Do you have a dish that you consider to be your signature dish?
Anything with sauce in it. I have a sauce business that is just getting off the ground. It’s called Henry Hill’s Sunday Gravy. That is what they call the sauce back east. The other day, I did two big pans of eggplant parmesan, I like to cook healthy and I like to cook mostly organic. I just like people to enjoy my food, so there isn’t one that I could pick out as my favorite.
When can we look forward to Henry Hill’s Sunday Gravy hitting the store shelves?
Hopefully, very soon. There are so many hurdles to jump through as far as government regulation and this and that. Then it is a matter of getting shelf space. I have some really good people negotiating to get it into major chains.
Do you think we will get anymore books out of you in the future?
Yeah, I am working on the “untold stories” right now. There are a lot of stories that I haven’t told yet or that didn’t make it into the previous books. I am also working on another cookbook that is focused on appetizers and desserts. I like to keep busy because if I get bored, I am susceptible to get into trouble! [laughs]
Yeah and hopefully one or two of them will pan out.
You mentioned that you have been working on several scripts? What can you tell us about that?

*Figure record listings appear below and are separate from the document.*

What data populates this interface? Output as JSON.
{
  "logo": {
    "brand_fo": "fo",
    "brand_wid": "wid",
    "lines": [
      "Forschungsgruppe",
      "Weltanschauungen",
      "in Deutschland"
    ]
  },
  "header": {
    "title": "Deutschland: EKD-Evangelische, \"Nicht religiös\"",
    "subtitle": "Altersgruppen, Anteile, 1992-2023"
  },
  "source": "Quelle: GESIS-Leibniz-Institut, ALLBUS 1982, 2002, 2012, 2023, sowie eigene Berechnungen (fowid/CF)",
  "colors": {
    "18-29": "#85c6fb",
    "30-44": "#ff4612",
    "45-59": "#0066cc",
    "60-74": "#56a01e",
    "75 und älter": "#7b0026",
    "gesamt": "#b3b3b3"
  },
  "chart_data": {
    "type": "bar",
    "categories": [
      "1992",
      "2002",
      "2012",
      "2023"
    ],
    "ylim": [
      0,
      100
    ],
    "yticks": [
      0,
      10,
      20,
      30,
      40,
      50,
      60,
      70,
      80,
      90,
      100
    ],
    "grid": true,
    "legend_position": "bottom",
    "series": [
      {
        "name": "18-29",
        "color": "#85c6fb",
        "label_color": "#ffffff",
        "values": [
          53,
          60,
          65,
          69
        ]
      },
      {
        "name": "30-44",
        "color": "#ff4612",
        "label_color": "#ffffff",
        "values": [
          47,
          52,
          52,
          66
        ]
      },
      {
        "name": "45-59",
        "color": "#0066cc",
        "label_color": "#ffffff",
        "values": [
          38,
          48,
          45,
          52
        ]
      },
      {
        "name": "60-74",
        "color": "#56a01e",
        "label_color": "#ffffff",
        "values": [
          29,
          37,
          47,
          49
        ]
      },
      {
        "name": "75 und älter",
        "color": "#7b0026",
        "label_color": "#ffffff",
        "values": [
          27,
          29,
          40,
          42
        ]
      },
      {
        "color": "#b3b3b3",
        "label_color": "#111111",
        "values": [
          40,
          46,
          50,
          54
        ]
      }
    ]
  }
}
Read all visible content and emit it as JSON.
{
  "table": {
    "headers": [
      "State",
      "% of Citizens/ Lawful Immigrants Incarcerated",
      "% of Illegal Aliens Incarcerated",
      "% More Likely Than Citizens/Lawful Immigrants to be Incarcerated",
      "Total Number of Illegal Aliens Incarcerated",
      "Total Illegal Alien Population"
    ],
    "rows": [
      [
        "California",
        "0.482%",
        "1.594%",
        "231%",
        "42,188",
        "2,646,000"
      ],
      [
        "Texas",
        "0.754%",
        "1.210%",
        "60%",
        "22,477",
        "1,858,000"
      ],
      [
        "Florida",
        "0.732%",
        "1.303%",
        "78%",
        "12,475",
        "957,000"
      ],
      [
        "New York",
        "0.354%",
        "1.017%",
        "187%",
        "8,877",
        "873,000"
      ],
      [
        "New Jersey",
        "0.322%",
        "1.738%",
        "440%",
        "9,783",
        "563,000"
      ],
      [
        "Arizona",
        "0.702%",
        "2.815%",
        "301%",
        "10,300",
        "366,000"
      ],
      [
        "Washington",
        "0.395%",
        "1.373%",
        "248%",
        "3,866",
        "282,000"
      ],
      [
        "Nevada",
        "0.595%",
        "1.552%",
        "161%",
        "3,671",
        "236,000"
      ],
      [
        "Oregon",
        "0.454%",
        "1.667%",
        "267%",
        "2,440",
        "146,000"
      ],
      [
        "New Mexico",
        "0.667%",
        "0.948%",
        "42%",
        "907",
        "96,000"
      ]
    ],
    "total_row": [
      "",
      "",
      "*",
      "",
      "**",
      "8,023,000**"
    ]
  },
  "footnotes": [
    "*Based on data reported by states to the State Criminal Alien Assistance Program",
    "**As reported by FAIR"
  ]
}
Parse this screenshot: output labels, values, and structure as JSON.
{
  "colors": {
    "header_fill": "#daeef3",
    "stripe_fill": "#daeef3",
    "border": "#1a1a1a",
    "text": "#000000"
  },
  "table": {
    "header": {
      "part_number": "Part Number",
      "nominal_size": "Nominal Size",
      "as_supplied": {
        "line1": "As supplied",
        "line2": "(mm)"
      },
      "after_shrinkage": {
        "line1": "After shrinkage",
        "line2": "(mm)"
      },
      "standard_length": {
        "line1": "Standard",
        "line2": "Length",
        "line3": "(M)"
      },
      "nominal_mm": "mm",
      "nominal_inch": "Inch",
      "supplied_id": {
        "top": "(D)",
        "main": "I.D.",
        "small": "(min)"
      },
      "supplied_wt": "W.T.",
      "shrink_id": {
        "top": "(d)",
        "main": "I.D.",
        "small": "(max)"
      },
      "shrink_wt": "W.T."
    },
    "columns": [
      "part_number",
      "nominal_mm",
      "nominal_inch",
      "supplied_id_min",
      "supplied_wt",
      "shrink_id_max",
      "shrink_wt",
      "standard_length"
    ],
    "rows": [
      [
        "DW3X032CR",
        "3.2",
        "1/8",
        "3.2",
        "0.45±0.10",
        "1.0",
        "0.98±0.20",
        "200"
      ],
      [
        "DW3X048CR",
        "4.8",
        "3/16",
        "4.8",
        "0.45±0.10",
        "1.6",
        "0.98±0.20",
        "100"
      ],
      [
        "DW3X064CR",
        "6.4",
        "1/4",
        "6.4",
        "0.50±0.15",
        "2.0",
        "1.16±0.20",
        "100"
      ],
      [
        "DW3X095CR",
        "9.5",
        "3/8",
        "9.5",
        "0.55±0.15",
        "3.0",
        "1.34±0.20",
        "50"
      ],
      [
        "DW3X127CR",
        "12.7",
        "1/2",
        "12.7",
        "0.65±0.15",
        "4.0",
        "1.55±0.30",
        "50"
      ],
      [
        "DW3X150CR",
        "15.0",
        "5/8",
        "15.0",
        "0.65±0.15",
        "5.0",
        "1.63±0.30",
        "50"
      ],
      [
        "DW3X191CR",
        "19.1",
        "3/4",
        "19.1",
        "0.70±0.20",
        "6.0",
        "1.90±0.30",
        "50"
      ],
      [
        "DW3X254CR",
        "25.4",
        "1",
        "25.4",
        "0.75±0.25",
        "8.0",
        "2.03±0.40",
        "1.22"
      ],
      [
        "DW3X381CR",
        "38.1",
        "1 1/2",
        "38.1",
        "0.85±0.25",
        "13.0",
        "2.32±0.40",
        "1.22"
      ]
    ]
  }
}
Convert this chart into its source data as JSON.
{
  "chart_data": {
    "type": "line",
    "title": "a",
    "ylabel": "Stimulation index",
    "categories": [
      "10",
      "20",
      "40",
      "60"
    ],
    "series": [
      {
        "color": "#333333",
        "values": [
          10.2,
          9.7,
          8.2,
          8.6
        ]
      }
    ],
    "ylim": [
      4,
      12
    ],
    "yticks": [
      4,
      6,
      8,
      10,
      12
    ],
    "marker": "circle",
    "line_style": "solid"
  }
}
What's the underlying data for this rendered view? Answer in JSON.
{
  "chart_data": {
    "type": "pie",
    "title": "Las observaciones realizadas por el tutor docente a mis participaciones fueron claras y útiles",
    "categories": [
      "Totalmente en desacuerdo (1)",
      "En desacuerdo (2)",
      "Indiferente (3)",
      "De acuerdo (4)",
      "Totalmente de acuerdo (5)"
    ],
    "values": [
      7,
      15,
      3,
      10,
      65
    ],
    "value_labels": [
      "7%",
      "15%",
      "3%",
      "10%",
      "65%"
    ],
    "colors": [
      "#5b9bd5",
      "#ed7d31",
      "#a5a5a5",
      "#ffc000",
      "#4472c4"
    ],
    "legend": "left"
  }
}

We just finished the script for the Boston College fix from the ’78-’79 season. We have only approached one person with it and they are still debating. Hopefully, we will see that movie made, only because they should be paying these college basketball players. Those kids have to work at Pizza Hut or some place to subsidize their expenses.
A few year back there were a few rumors flying around about a possible sequel to Goodfellas, based on ‘Gangsters and Goodfellas,’ any light you might be able to shed on that?
Yeah, there is a lot of interest in it. Scorsese doesn’t do sequels, so it is about finding the right director and writer attached to it. Of course, I don’t see anyone else but Ray Liotta playing me again. But ya know, it’s a long arduous process to get something done in L.A.
I got the impression from Goodfellas and your books, that in your past and even today with all your ventures, that you were trying to achieve your version of the American Dream. Is the American Dream still alive?
Absolutely. Even with the economy the way it is. What is the American Dream? To have a million dollars, to have ten million dollars or is it just to provide for your family, pay your bills on time and don’t let anyone break your balls? [laughs] Just do the right thing, that is the American Dream or try and do the right thing. There are so many stumbling blocks in life, it’s heaven or hell, it’s what you make of it.